DIKSIKU.com, Jakarta – Anggota Komisi IV DPR RI Daniel Johan meminta pemerintah segera mempercepat pencairan anggaran operasional penanggulangan kebakaran hutan dan lahan (karhutla) di Kalimantan. Ia menilai keterlambatan anggaran berpotensi menghambat upaya pemadaman di tengah meluasnya titik api.
Daniel mengatakan Kementerian Keuangan perlu segera mengucurkan dana sebesar Rp290.901.300.000 untuk mendukung kegiatan pencegahan dan penanganan karhutla di lapangan.
“Anggaran ini sangat mendesak agar upaya pemadaman tidak lagi terkendala keterbatasan sumber daya,” kata Daniel, Rabu (19/8/2026).
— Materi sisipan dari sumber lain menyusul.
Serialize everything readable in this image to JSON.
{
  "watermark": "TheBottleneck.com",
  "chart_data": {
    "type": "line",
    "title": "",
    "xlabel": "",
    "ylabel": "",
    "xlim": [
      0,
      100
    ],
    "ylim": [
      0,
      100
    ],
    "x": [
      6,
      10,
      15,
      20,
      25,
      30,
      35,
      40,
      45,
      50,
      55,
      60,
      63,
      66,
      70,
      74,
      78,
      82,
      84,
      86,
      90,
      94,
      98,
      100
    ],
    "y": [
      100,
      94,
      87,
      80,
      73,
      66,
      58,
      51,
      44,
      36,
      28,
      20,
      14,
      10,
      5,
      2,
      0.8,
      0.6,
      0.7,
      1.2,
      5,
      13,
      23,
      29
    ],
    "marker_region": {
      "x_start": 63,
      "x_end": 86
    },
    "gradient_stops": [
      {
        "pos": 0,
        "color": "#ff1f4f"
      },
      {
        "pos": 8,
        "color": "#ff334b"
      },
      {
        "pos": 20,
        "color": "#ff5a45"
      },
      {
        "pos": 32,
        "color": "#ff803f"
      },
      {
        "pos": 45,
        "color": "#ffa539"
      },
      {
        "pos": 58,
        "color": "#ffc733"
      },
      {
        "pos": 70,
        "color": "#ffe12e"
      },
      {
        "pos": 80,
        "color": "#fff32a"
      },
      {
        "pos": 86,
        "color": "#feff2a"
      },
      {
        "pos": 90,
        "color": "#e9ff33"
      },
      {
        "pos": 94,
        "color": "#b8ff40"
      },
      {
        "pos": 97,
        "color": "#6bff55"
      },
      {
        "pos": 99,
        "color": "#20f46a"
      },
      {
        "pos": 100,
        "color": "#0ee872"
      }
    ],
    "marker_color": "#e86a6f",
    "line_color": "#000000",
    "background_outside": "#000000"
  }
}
Selain meminta percepatan anggaran, Daniel juga mendesak aparat penegak hukum menindak tegas seluruh pihak yang terbukti sengaja maupun lalai hingga menyebabkan kebakaran hutan. Menurutnya, karhutla telah berkembang menjadi persoalan nasional karena berdampak pada kesehatan masyarakat, aktivitas ekonomi, hingga memicu kabut asap lintas batas.
Ia menyoroti kondisi di Kalimantan Barat, di mana kualitas udara yang memburuk memaksa sejumlah sekolah di Kabupaten Kubu Raya dan Kota Pontianak menghentikan sementara kegiatan belajar mengajar.
Untuk mempercepat respons, Daniel mengusulkan agar penanganan karhutla dipusatkan pada satu lembaga. Ia menilai mekanisme koordinasi yang melibatkan banyak instansi sering memperlambat pengambilan keputusan.
“Kebakaran sudah meluas. Penanganan harus lebih cepat dengan satu komando agar keputusan di lapangan tidak berlarut-larut,” ujarnya.
Daniel menilai Kementerian Kehutanan menjadi lembaga yang paling tepat memimpin operasi penanggulangan karhutla. Ia juga meminta pemerintah meningkatkan operasi pemadaman udara melalui water bombing serta memperkuat tim darat gabungan yang terdiri atas Manggala Agni, BPBD, dan TNI/Polri, terutama di kawasan lahan gambut yang berdekatan dengan wilayah strategis seperti bandara.
Di sisi lain, ia mengingatkan pentingnya perlindungan bagi petugas pemadam. Pemerintah diminta memastikan ketersediaan alat pelindung diri, pemeriksaan kesehatan rutin, hingga jaminan risiko kerja bagi personel yang bertugas dalam paparan asap berkepanjangan.
Daniel turut mendorong percepatan operasi modifikasi cuaca melalui koordinasi BNPB, BMKG, dan BRIN guna memanfaatkan potensi awan sebelum musim kemarau mencapai puncaknya. Menurutnya, langkah tersebut perlu segera dilakukan sebagai bagian dari strategi menekan perluasan kebakaran di Kalimantan.